Department of Behavioral Wellness Executive Director Alice Gleghorn | Credit: Courtesy

Alice Gleghorn notified the county supervisors last week in closed session that she was stepping down as executive director of the Department of Behavioral Wellness after six and a half years at the helm of one of the county’s most challenging departments. 

When Gleghorn was hired in December 2014, the department was a hotbed of despair and dysfunction for patients, staff, and county supervisors alike. With a no-nonsense style, Gleghorn is credited — even by her critics — for creating order where chaos once reigned. But even her admirers also concede that Gleghorn’s “soft skills” could at times use some polishing. 

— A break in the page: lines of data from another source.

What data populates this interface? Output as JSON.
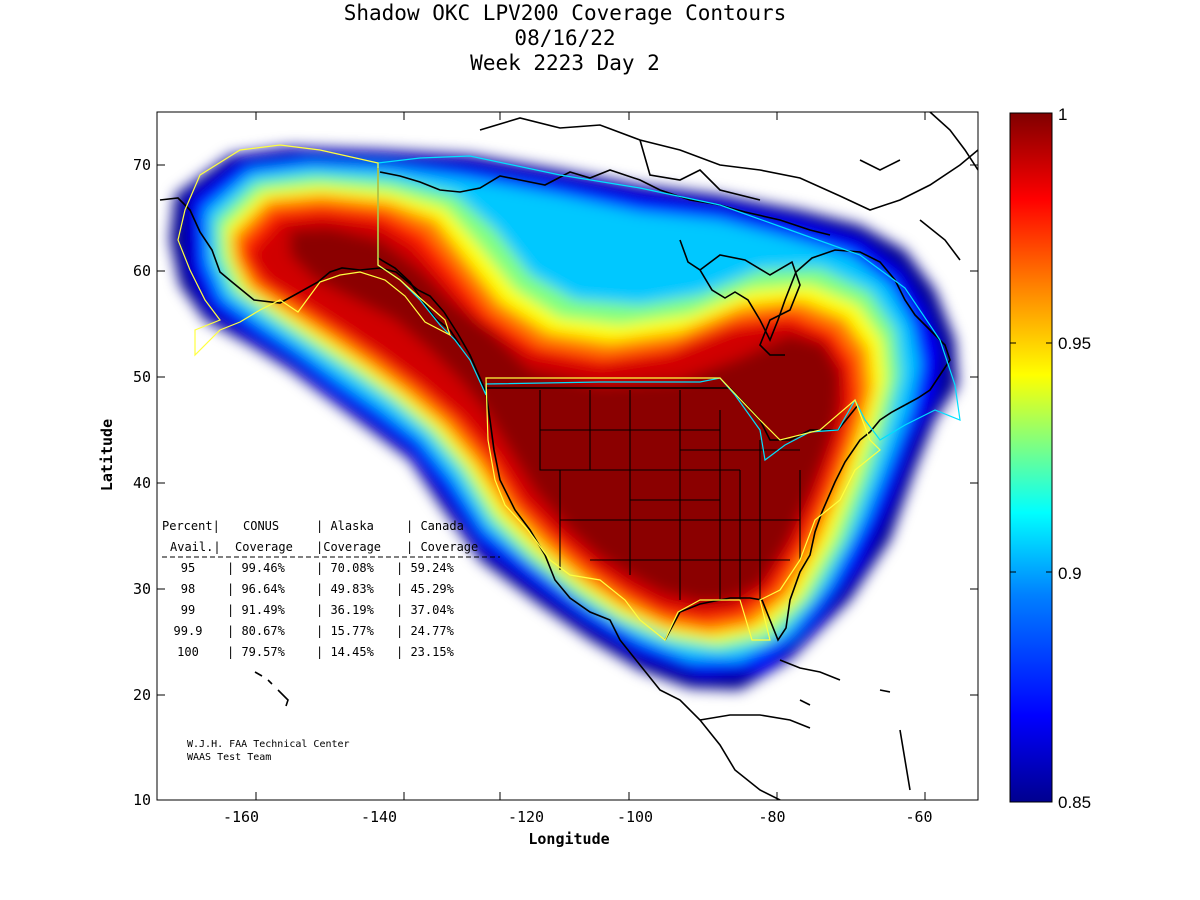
{
  "title": {
    "line1": "Shadow OKC LPV200 Coverage Contours",
    "line2": "08/16/22",
    "line3": "Week 2223 Day 2"
  },
  "axes": {
    "xlabel": "Longitude",
    "ylabel": "Latitude",
    "xlim": [
      -175,
      -50
    ],
    "ylim": [
      10,
      75
    ],
    "xticks": [
      "-160",
      "-140",
      "-120",
      "-100",
      "-80",
      "-60"
    ],
    "yticks": [
      "10",
      "20",
      "30",
      "40",
      "50",
      "60",
      "70"
    ]
  },
  "colorbar": {
    "min": 0.85,
    "max": 1,
    "ticks": [
      "0.85",
      "0.9",
      "0.95",
      "1"
    ],
    "colormap": [
      "#00008f",
      "#0000ff",
      "#0080ff",
      "#00ffff",
      "#80ff80",
      "#ffff00",
      "#ff8000",
      "#ff0000",
      "#800000"
    ]
  },
  "stats_table": {
    "header1": [
      "Percent|",
      "CONUS",
      "| Alaska",
      "| Canada"
    ],
    "header2": [
      "Avail.|",
      "Coverage",
      "|Coverage",
      "| Coverage"
    ],
    "rows": [
      [
        "95",
        "| 99.46%",
        "| 70.08%",
        "| 59.24%"
      ],
      [
        "98",
        "| 96.64%",
        "| 49.83%",
        "| 45.29%"
      ],
      [
        "99",
        "| 91.49%",
        "| 36.19%",
        "| 37.04%"
      ],
      [
        "99.9",
        "| 80.67%",
        "| 15.77%",
        "| 24.77%"
      ],
      [
        "100",
        "| 79.57%",
        "| 14.45%",
        "| 23.15%"
      ]
    ]
  },
  "credit": {
    "line1": "W.J.H. FAA Technical Center",
    "line2": "WAAS Test Team"
  }
}
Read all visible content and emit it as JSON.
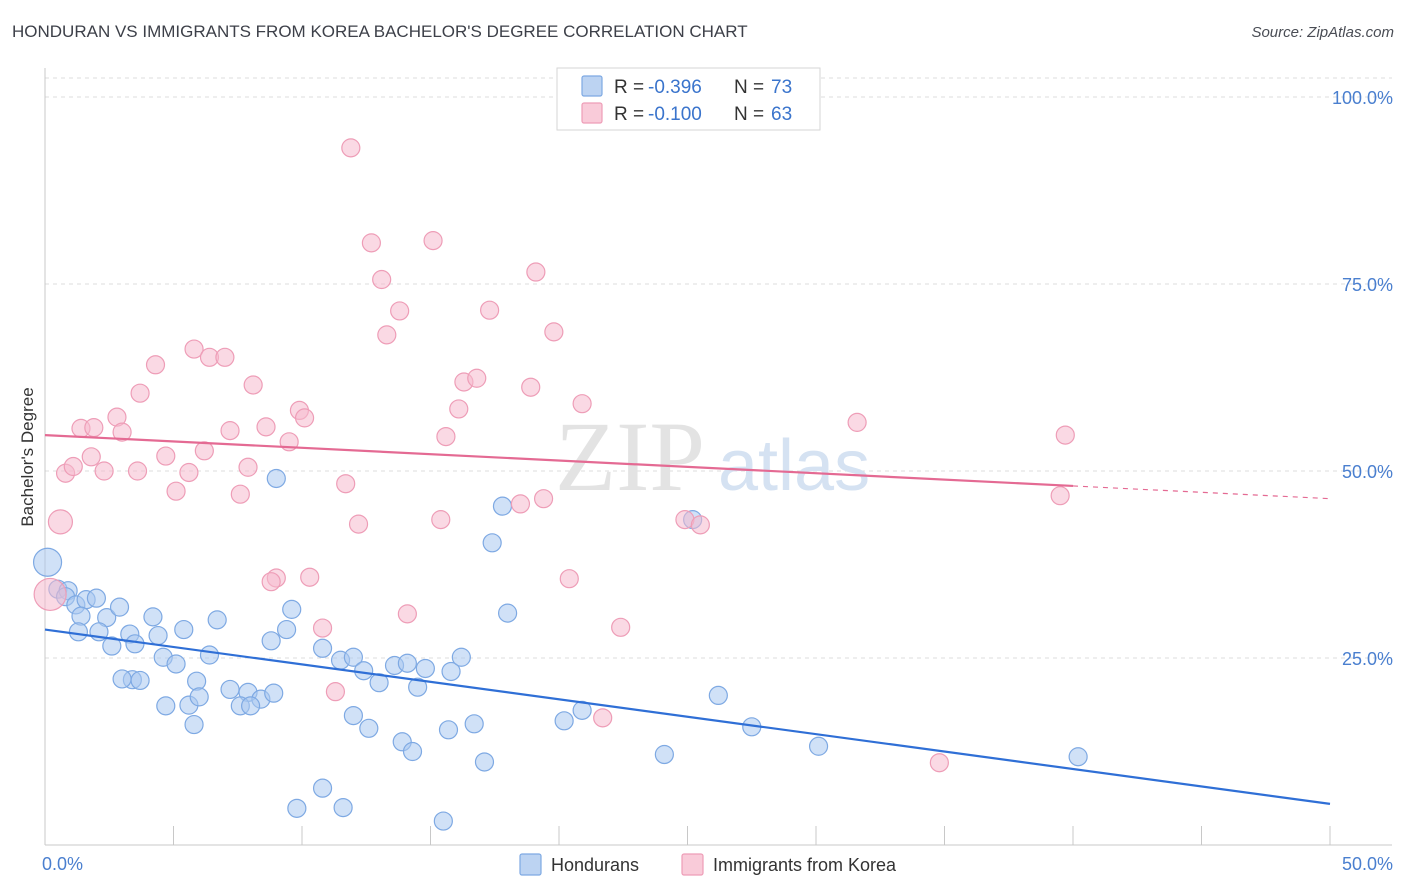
{
  "title": "HONDURAN VS IMMIGRANTS FROM KOREA BACHELOR'S DEGREE CORRELATION CHART",
  "source": "Source: ZipAtlas.com",
  "watermark": {
    "zip": "ZIP",
    "atlas": "atlas"
  },
  "legend_top": [
    {
      "r_label": "R =",
      "r_value": "-0.396",
      "n_label": "N =",
      "n_value": "73"
    },
    {
      "r_label": "R =",
      "r_value": "-0.100",
      "n_label": "N =",
      "n_value": "63"
    }
  ],
  "chart_data": {
    "type": "scatter",
    "title": "HONDURAN VS IMMIGRANTS FROM KOREA BACHELOR'S DEGREE CORRELATION CHART",
    "xlabel": "",
    "ylabel": "Bachelor's Degree",
    "xlim": [
      0,
      50
    ],
    "ylim": [
      0,
      100
    ],
    "x_tick_labels": [
      "0.0%",
      "50.0%"
    ],
    "y_ticks": [
      25,
      50,
      75,
      100
    ],
    "y_tick_labels": [
      "25.0%",
      "50.0%",
      "75.0%",
      "100.0%"
    ],
    "series": [
      {
        "name": "Hondurans",
        "color": "#8ab4e8",
        "line_color": "#2f6fd6",
        "r": -0.396,
        "n": 73,
        "trend": {
          "x0": 0,
          "y0": 28.8,
          "x1": 50,
          "y1": 5.5
        },
        "points": [
          [
            0.1,
            37.8
          ],
          [
            0.5,
            34.2
          ],
          [
            0.9,
            34.0
          ],
          [
            0.8,
            33.2
          ],
          [
            1.2,
            32.1
          ],
          [
            1.6,
            32.8
          ],
          [
            2.0,
            33.0
          ],
          [
            1.4,
            30.6
          ],
          [
            2.4,
            30.4
          ],
          [
            2.9,
            31.8
          ],
          [
            1.3,
            28.5
          ],
          [
            2.1,
            28.5
          ],
          [
            3.3,
            28.2
          ],
          [
            3.5,
            26.9
          ],
          [
            2.6,
            26.6
          ],
          [
            3.4,
            22.1
          ],
          [
            3.0,
            22.2
          ],
          [
            4.2,
            30.5
          ],
          [
            4.4,
            28.0
          ],
          [
            4.6,
            25.1
          ],
          [
            5.1,
            24.2
          ],
          [
            5.4,
            28.8
          ],
          [
            6.7,
            30.1
          ],
          [
            5.9,
            21.9
          ],
          [
            5.6,
            18.7
          ],
          [
            6.0,
            19.8
          ],
          [
            5.8,
            16.1
          ],
          [
            7.9,
            20.4
          ],
          [
            7.6,
            18.6
          ],
          [
            8.4,
            19.5
          ],
          [
            8.9,
            20.3
          ],
          [
            8.8,
            27.3
          ],
          [
            9.4,
            28.8
          ],
          [
            9.6,
            31.5
          ],
          [
            10.8,
            26.3
          ],
          [
            11.5,
            24.7
          ],
          [
            12.0,
            25.1
          ],
          [
            12.4,
            23.3
          ],
          [
            13.0,
            21.7
          ],
          [
            13.6,
            24.0
          ],
          [
            14.1,
            24.3
          ],
          [
            14.5,
            21.1
          ],
          [
            14.8,
            23.6
          ],
          [
            15.8,
            23.2
          ],
          [
            16.2,
            25.1
          ],
          [
            16.7,
            16.2
          ],
          [
            17.1,
            11.1
          ],
          [
            18.0,
            31.0
          ],
          [
            17.4,
            40.4
          ],
          [
            17.8,
            45.3
          ],
          [
            12.6,
            15.6
          ],
          [
            12.0,
            17.3
          ],
          [
            13.9,
            13.8
          ],
          [
            14.3,
            12.5
          ],
          [
            15.7,
            15.4
          ],
          [
            10.8,
            7.6
          ],
          [
            9.8,
            4.9
          ],
          [
            11.6,
            5.0
          ],
          [
            15.5,
            3.2
          ],
          [
            20.2,
            16.6
          ],
          [
            20.9,
            18.0
          ],
          [
            24.1,
            12.1
          ],
          [
            26.2,
            20.0
          ],
          [
            25.2,
            43.5
          ],
          [
            27.5,
            15.8
          ],
          [
            30.1,
            13.2
          ],
          [
            40.2,
            11.8
          ],
          [
            9.0,
            49.0
          ],
          [
            8.0,
            18.6
          ],
          [
            4.7,
            18.6
          ],
          [
            3.7,
            22.0
          ],
          [
            6.4,
            25.4
          ],
          [
            7.2,
            20.8
          ]
        ]
      },
      {
        "name": "Immigrants from Korea",
        "color": "#f4a9c0",
        "line_color": "#e46a93",
        "r": -0.1,
        "n": 63,
        "trend": {
          "x0": 0,
          "y0": 54.8,
          "x1": 40,
          "y1": 48.0,
          "dash_x1": 50,
          "dash_y1": 46.3
        },
        "points": [
          [
            0.2,
            33.5
          ],
          [
            0.6,
            43.2
          ],
          [
            0.8,
            49.7
          ],
          [
            1.1,
            50.6
          ],
          [
            1.4,
            55.7
          ],
          [
            1.9,
            55.8
          ],
          [
            1.8,
            51.9
          ],
          [
            2.3,
            50.0
          ],
          [
            2.8,
            57.2
          ],
          [
            3.0,
            55.2
          ],
          [
            3.6,
            50.0
          ],
          [
            3.7,
            60.4
          ],
          [
            4.3,
            64.2
          ],
          [
            4.7,
            52.0
          ],
          [
            5.1,
            47.3
          ],
          [
            5.6,
            49.8
          ],
          [
            5.8,
            66.3
          ],
          [
            6.4,
            65.2
          ],
          [
            6.2,
            52.7
          ],
          [
            7.0,
            65.2
          ],
          [
            7.2,
            55.4
          ],
          [
            7.6,
            46.9
          ],
          [
            7.9,
            50.5
          ],
          [
            8.1,
            61.5
          ],
          [
            8.6,
            55.9
          ],
          [
            9.0,
            35.7
          ],
          [
            8.8,
            35.2
          ],
          [
            9.5,
            53.9
          ],
          [
            9.9,
            58.1
          ],
          [
            10.1,
            57.1
          ],
          [
            10.3,
            35.8
          ],
          [
            10.8,
            29.0
          ],
          [
            11.3,
            20.5
          ],
          [
            11.7,
            48.3
          ],
          [
            12.2,
            42.9
          ],
          [
            11.9,
            93.2
          ],
          [
            12.7,
            80.5
          ],
          [
            13.1,
            75.6
          ],
          [
            13.3,
            68.2
          ],
          [
            13.8,
            71.4
          ],
          [
            14.1,
            30.9
          ],
          [
            15.1,
            80.8
          ],
          [
            15.4,
            43.5
          ],
          [
            15.6,
            54.6
          ],
          [
            16.1,
            58.3
          ],
          [
            16.3,
            61.9
          ],
          [
            16.8,
            62.4
          ],
          [
            17.3,
            71.5
          ],
          [
            18.5,
            45.6
          ],
          [
            19.1,
            76.6
          ],
          [
            18.9,
            61.2
          ],
          [
            19.4,
            46.3
          ],
          [
            19.8,
            68.6
          ],
          [
            20.4,
            35.6
          ],
          [
            20.9,
            59.0
          ],
          [
            21.7,
            17.0
          ],
          [
            22.4,
            29.1
          ],
          [
            24.9,
            43.5
          ],
          [
            25.5,
            42.8
          ],
          [
            31.6,
            56.5
          ],
          [
            34.8,
            11.0
          ],
          [
            39.5,
            46.7
          ],
          [
            39.7,
            54.8
          ]
        ]
      }
    ],
    "legend_bottom": [
      "Hondurans",
      "Immigrants from Korea"
    ]
  }
}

Last Wednesday, Gleghorn was all optimism and accomplishments as she unveiled her last budget presentation to the supervisors, detailing, for example, how the county had secured 32 new long-term beds for those experiencing acute mental health challenges at the Champion facility that opened just months ago in Lompoc. In addition, Gleghorn cited the 350 new slots opened up for those dealing with drug addiction under her watch, the 1,136 lives saved from drug overdoses in the past five years, and the creation of 118 new residential mental-health beds. 

In the past year, Gleghorn said, COVD has posed significant challenges finding room in the county’s 16-bed Psychiatric Health Facility and other facilities for those in such acute distress they required involuntary holds. While there are still fewer involuntary holds now than in 2017, Cottage Hospital’s Emergency Room has experienced a significant spike in such cases in the past year. 

Coordination between Cottage ER workers and their counterparts at Behavioral Wellness over those discharged from emergency room has emerged as a significant problem. Gleghorn assured the supervisors last week that her department was creating a new liaison position so that ER doctors will know exactly who to refer patients to. 

As a department head, Gleghorn was regarded as tough, smart, competent, and stubborn. Supervisors in support of Laura’s Law — a mental-health approach in which judges are enlisted to order service-resistant clients into treatment — had to resort to legislative trickery to overcome Gleghorn’s opposition. 

Supervisor Das Williams praised Gleghorn for stabilizing a department that he described as the bureaucratic equivalent of Afghanistan. Her tenure, Gleghorn said, illustrated that “Everything is possible, even the impossible.” 

Later, when one of the supervisors spoke of Gleghorn working eight years for the county, Gleghorn corrected them. “Six and a half years,” she said “Not that I’m counting.”

Glegorhorn is leaving to become president and CEO of Phoenix Houses of California, Inc., a SoCal-based private nonprofit substance abuse treatment program, and will step down from her Behavioral Wellness post in mid-June. In her stead, Pam Fisher, the department’s second in command, will fill in pending the selection of a permanent replacement. Fisher had announced her own retirement just last month and will stay on to facilitate the transition.